In den nächsten Wochen wird der Verwaltungsrat nun die künftige Organisation der publizistischen Leitung festlegen. Die Suche nach einem geeigneten Nachfolger für Spillmann ist bereits eingeleitet worden.
NZZ in die digitale Welt gebracht
Spillmann war seit April 2006 NZZ-Chefredaktor. In dieser Funktion war er auch Leiter Publizistik im Geschäftsbereich NZZ. Begonnen hatte der heute 47-Jährige bei der NZZ bereits 1995, zunächst als Dienstredaktor, später als Auslandredaktor.
Ab 2001 wirkte er bei der Lancierung der «NZZ am Sonntag» mit. Im Frühling 2002 übernahm er dort die Leitung des Ressorts International und war Stellvertreter des Chefredaktors.
In seiner Zeit als NZZ-Chefredaktor habe Spillmann den «Wandel von der traditionellen Zeitung in die digitale Welt erfolgreich auf den Weg gebracht», heisst es in der Mitteilung. Er habe eine der ersten konvergenten Redaktionen in der deutschsprachigen Medienlandschaft eingeführt.
Unter anderem verantwortete Spillmann gemäss Mitteilung das Redesign der NZZ, die Neulancierung von nzz.ch sowie die erste Paywall der Schweiz.
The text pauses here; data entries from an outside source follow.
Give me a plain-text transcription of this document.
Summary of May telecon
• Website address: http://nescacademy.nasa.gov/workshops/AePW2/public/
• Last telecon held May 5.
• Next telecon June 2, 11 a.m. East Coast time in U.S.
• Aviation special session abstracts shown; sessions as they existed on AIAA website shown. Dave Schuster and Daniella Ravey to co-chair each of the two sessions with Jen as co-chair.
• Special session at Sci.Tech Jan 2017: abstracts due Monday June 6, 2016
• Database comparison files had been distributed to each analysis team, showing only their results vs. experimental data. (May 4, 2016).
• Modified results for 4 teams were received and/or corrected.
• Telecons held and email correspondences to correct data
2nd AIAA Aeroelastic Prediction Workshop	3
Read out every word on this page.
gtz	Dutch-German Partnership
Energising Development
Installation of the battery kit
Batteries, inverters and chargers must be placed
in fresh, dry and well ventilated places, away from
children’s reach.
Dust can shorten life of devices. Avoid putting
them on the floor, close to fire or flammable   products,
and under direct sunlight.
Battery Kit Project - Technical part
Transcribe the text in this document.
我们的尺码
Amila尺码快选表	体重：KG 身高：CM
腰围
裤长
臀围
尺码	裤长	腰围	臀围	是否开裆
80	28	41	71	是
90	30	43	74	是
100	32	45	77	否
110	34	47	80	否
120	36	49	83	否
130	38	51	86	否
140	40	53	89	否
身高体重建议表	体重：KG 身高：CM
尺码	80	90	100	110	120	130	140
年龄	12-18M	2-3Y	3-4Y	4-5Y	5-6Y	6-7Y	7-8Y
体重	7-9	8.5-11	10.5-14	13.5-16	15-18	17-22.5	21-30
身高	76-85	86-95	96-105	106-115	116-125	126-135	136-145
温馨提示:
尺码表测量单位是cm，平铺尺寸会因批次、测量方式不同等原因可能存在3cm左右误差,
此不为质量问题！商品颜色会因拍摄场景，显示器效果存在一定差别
In seinen Funktionen als Vorsitzender der NZZ-Gruppenleitung und später als Mitglied der Unternehmensleitung habe er «massgeblich zur strategischen Weiterentwicklung der Gruppe beigetragen».
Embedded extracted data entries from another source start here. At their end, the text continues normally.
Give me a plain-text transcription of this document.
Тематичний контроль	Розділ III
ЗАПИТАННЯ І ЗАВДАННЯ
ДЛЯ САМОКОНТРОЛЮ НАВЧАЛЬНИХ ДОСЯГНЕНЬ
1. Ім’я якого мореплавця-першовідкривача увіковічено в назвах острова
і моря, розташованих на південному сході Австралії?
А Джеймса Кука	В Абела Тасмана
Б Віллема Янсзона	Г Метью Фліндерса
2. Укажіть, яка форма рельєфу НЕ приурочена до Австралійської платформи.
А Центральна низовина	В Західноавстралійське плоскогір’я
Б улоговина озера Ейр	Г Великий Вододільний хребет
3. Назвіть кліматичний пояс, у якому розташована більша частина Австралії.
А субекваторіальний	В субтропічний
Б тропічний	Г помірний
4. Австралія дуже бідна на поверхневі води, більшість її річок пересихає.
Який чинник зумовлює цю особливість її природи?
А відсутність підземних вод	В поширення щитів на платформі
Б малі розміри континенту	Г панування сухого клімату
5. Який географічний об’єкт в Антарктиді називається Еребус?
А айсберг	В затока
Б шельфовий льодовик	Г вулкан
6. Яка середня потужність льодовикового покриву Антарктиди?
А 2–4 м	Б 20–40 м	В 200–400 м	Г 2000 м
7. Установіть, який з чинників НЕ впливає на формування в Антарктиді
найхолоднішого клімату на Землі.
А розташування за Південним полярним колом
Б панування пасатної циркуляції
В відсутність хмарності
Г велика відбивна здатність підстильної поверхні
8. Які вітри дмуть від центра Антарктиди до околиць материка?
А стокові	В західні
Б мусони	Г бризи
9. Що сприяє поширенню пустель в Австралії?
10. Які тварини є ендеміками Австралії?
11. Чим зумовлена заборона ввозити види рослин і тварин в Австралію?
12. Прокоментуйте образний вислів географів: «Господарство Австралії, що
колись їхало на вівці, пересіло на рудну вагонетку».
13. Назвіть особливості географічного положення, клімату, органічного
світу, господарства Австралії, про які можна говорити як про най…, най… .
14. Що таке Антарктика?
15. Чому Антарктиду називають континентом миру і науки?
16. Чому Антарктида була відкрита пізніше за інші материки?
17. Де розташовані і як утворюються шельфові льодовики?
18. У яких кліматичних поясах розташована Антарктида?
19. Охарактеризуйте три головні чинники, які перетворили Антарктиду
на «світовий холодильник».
Der Verwaltungsrat möchte Spillmann im Unternehmen behalten. Entsprechende Optionen werde man mit ihm zusammen prüfen, teilte die Mediengruppe mit. Spillmann selbst war nicht erreichbar.
Seit 1995 bei der NZZ
Der gebürtige Basler Spillmann hatte an den Universitäten Basel und Zürich Geschichte, Politische Wissenschaften und Volkswirtschaftslehre studiert. 1995 ging er zum «Badener Tagblatt», wechselte aber noch im gleichen Jahr zur NZZ. Spillmann lebt in Zürich. Er ist verheiratet und Vater von drei Kindern.
Dass jemand den NZZ-Chefredaktoren-Posten vorzeitig verlässt, ist nicht üblich. Spillmanns Vorgänger, Hugo Bütler (1985-2006), Fred Luchsinger (1968-1984) und Willy Bretscher (1933-1967), waren bei ihrem Rücktritt alle 62-jährig oder älter.